Lighteval documentation
Tasks
Tasks
LightevalTask
LightevalTaskConfig
class lighteval.tasks.lighteval_task.LightevalTaskConfig
< source >( name: str prompt_function: typing.Callable[[dict, str], lighteval.tasks.requests.Doc] hf_repo: str hf_subset: str metrics: list[lighteval.metrics.utils.metric_utils.Metric] | tuple[lighteval.metrics.utils.metric_utils.Metric, ...] hf_revision: str | None = None hf_filter: typing.Optional[typing.Callable[[dict], bool]] = None hf_avail_splits: list[str] | tuple[str, ...] = <factory> evaluation_splits: list[str] | tuple[str, ...] = <factory> few_shots_split: str | None = None few_shots_select: str | None = None generation_size: int | None = None generation_grammar: huggingface_hub.inference._generated.types.text_generation.TextGenerationInputGrammarType | None = None stop_sequence: list[str] | tuple[str, ...] | None = None num_samples: list[int] | None = None suite: list[str] | tuple[str, ...] = <factory> original_num_docs: int = -1 effective_num_docs: int = -1 must_remove_duplicate_docs: bool = False num_fewshots: int = 0 version: int = 0 )
Parameters
- name (str) — Short name of the evaluation task.
- prompt_function (Callable[[dict, str], Doc]) — Function that converts dataset row to Doc objects for evaluation.
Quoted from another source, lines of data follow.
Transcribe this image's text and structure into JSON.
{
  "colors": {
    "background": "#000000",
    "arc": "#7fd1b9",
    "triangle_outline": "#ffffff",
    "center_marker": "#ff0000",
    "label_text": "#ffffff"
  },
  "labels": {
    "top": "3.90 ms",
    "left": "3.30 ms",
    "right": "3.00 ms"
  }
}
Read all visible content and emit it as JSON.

Takes a dataset row dict and task name as input.
- hf_repo (str) — HuggingFace Hub repository path containing the evaluation dataset.
- hf_subset (str) — Dataset subset/configuration name to use for this task.
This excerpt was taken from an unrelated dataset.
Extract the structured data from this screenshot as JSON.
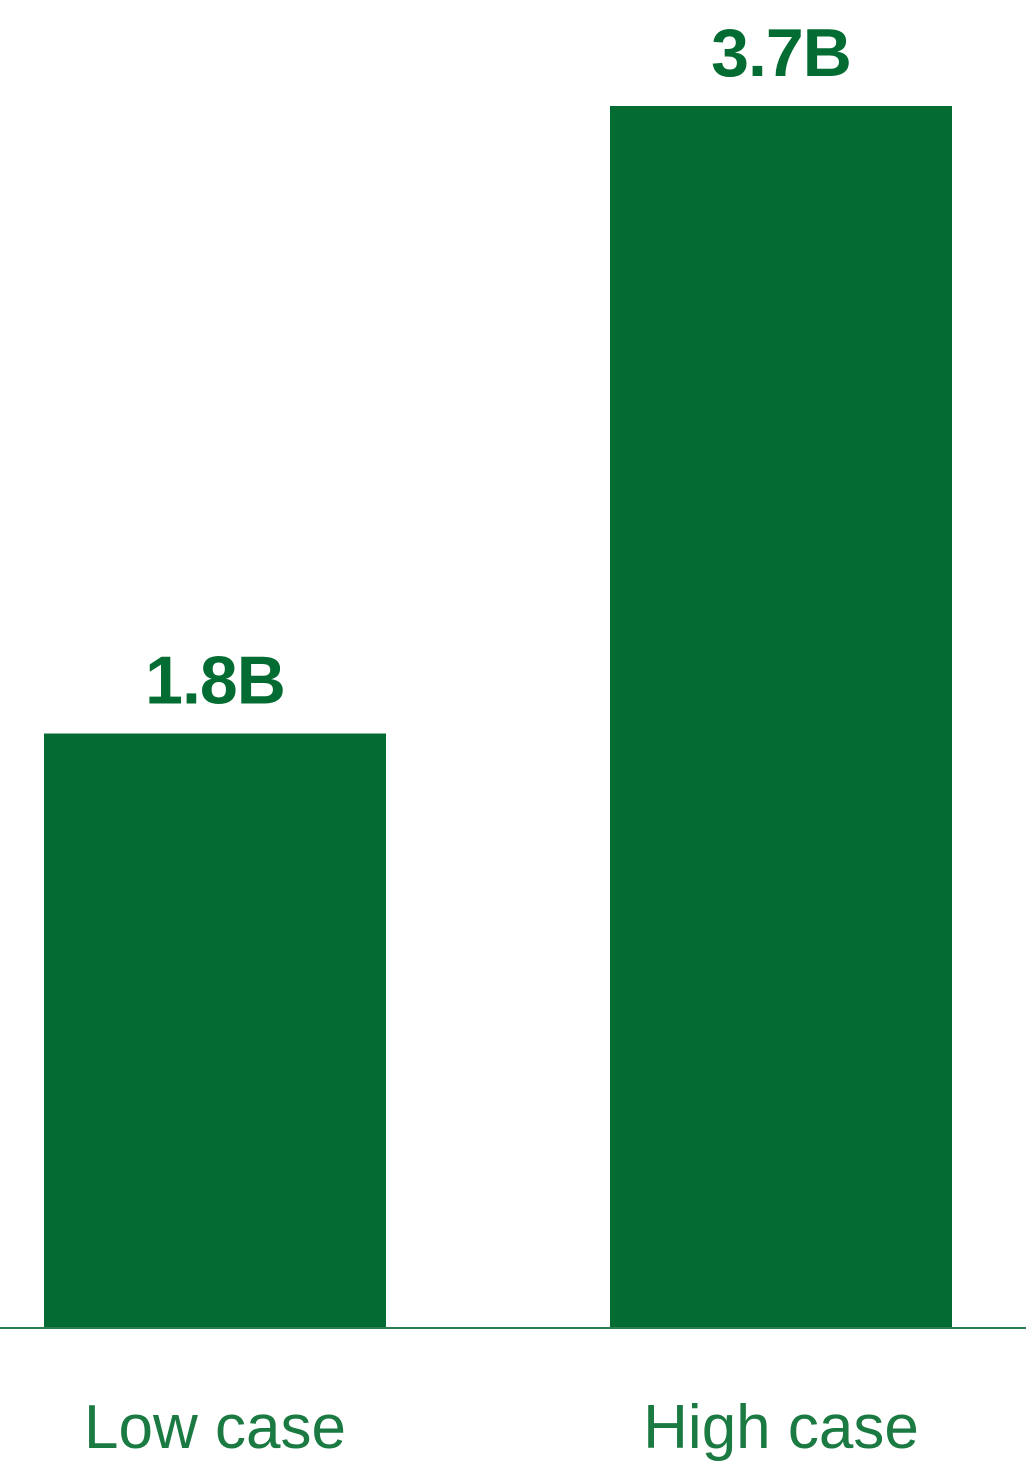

- metrics (ListLike[Metric]) — List of metrics to compute for this task.
Configuration dataclass for a LightevalTask.
This class stores all the configuration parameters needed to define and run an evaluation task, including dataset information, prompt formatting, evaluation metrics, and generation parameters.
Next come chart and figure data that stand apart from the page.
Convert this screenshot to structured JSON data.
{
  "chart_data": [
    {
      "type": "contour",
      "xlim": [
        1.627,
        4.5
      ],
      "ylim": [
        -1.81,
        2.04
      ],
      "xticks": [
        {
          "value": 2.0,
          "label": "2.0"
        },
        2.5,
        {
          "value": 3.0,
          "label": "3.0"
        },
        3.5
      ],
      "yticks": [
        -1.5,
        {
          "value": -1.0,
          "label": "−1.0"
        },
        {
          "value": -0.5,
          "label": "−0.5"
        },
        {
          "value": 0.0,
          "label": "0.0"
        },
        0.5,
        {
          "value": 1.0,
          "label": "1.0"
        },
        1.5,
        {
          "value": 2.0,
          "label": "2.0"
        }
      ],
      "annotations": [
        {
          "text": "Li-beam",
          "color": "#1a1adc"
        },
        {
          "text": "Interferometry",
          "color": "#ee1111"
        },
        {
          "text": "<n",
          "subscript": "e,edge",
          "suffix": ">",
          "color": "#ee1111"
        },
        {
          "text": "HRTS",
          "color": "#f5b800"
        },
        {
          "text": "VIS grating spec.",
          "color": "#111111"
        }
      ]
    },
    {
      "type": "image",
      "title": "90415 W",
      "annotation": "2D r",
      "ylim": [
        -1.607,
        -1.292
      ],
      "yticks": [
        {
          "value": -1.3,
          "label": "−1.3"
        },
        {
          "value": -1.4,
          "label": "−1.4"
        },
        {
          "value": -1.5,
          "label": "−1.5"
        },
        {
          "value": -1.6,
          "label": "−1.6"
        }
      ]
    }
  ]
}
Dataset Configuration: hf_revision (str | None, optional): Specific dataset revision to use. Defaults to None (latest). hf_filter (Callable[[dict], bool] | None, optional): Filter function to apply to dataset items. Defaults to None. hf_avail_splits (ListLike[str], optional): Available dataset splits. Defaults to [“train”, “validation”, “test”].
Evaluation Splits: evaluation_splits (ListLike[str], optional): Dataset splits to use for evaluation. Defaults to [“validation”]. few_shots_split (str | None, optional): Split to sample few-shot examples from. Defaults to None. few_shots_select (str | None, optional): Method for selecting few-shot examples. Defaults to None.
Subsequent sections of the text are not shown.